2005 Salt Lake City Annual Meeting (October 16–19, 2005)

Paper No. 6
Presentation Time: 8:00 AM-12:00 PM

CONSTRUCTIONAL VS. DESTRUCTIONAL PROCESSES IN A COLLISIONAL OROGEN: THE CASE OF THE CANADIAN ROCKIES


OSBORN, Gerald1, HASPEL, Rebecca1 and STOCKMAL, Glen S.2, (1)Geology and Geophysics, Univ of Calgary, Calgary, AB T2N 1N4, (2)Natural Resources Canada, Geol Survey of Canada (Calgary), 3303-33rd Street NW, Calgary, AB T2L 2A7, Canada, rnhaspel@ucalgary.ca

The Canadian Rockies are often implicitly regarded to be constructional mountains created during the Laramide Orogeny. But while the original elevation and structures are Laramide in age, the mountainous relief itself is destructional, and post-orogenic.

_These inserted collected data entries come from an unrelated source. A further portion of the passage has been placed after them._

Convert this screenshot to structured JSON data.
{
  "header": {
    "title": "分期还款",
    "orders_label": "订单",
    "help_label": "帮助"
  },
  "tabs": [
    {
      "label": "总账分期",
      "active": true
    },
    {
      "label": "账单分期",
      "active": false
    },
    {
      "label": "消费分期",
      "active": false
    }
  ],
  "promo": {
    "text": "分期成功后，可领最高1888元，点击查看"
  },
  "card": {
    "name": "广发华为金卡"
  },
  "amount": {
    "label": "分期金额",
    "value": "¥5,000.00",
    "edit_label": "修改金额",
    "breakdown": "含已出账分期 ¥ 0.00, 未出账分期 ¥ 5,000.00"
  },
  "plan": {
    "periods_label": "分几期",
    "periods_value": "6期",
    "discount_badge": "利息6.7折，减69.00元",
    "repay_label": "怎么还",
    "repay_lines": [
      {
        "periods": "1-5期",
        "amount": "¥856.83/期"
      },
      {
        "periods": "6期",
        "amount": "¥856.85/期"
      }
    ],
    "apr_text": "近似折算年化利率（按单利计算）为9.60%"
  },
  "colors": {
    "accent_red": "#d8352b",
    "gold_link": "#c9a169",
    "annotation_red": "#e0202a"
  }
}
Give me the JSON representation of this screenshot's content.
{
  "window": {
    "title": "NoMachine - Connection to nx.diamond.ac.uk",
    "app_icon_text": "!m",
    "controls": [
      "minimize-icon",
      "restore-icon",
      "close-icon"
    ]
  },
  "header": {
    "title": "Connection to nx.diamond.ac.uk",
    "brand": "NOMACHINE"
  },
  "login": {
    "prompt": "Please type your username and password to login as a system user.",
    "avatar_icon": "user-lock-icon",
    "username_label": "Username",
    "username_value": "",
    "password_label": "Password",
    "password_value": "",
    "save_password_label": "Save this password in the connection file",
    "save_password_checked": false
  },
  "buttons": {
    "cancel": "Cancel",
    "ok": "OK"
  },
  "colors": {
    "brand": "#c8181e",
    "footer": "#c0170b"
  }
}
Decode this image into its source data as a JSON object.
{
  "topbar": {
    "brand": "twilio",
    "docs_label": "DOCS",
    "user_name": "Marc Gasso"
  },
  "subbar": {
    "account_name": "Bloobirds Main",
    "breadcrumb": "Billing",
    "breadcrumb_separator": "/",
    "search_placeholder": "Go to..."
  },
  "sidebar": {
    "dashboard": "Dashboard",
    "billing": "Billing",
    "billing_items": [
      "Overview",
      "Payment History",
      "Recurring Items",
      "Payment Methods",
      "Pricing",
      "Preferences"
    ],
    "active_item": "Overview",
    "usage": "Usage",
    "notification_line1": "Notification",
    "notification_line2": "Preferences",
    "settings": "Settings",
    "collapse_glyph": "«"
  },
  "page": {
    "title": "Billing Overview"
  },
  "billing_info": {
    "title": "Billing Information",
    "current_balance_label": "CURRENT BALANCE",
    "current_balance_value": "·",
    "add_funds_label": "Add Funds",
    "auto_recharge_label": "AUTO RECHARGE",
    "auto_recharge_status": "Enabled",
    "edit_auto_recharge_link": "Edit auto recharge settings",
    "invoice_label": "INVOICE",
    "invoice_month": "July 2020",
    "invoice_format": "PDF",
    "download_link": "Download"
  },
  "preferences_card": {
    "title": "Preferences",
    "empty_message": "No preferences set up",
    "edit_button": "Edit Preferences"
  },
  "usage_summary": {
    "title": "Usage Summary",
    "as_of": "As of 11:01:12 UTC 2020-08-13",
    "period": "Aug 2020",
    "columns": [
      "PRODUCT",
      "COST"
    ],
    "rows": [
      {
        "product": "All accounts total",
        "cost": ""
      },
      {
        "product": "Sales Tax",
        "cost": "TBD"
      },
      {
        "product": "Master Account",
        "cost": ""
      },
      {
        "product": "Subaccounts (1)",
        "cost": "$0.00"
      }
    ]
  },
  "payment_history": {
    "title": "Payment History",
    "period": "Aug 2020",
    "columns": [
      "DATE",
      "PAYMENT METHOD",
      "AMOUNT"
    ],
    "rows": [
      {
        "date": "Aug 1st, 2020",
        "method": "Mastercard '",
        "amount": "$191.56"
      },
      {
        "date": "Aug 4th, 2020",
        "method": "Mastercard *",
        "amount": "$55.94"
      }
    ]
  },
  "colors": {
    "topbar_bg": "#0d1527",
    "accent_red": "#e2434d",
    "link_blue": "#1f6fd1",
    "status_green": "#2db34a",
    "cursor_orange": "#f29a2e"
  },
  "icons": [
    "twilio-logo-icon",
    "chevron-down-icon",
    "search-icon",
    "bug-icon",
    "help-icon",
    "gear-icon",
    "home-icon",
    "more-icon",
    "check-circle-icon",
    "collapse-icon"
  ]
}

The present mountain physiography is the result of 55-60 million years of post-orogenic differential erosion, in which more resistant rocks have been left at higher elevations than less-resistant rocks.

Numerous lines of evidence suggest that the mountains and foothills have lost several kilometers of overburden since the end of the Laramide Orogeny, requiring that the local relief of the mountains and foothills that we see is erosional in origin. Further evidence of erosional origin is the adjustment of physiography to lithology: the mountains have high relief because the exposed sub-Mesozoic rocks can hold up high, steep slopes, whereas the foothills have low relief because the underlying Mesozoic rocks are less competent.

Mesozoic rocks originally blanketed what is now the thrust and fold belt, and physiography of the belt at the end of Laramide (EOL) time (60-55 Ma) depended on whether the Mesozoic cover had been stripped off to reveal the underlying, competent, Paleozoic/Proterozoic rocks. A reconstruction of the thrust and fold belt using critical-taper theory generally agrees with reconstructions from earlier stratigraphic and paleothermometry studies: what are now the front ranges in the eastern Rocky Mountains were still covered with Mesozoic rocks at the EOL. Hence that part of the belt must have comprised a high-elevation upland of relatively low relief. The “main ranges” in the western part of the belt were in part stripped of Mesozoic cover by EOL time, and were more mountainous. Generation of modern relief in the front ranges, including the escarpment at the mountain front, had to await stripping of Mesozoic rocks and incision of rivers into harder substrates in post-Laramide time.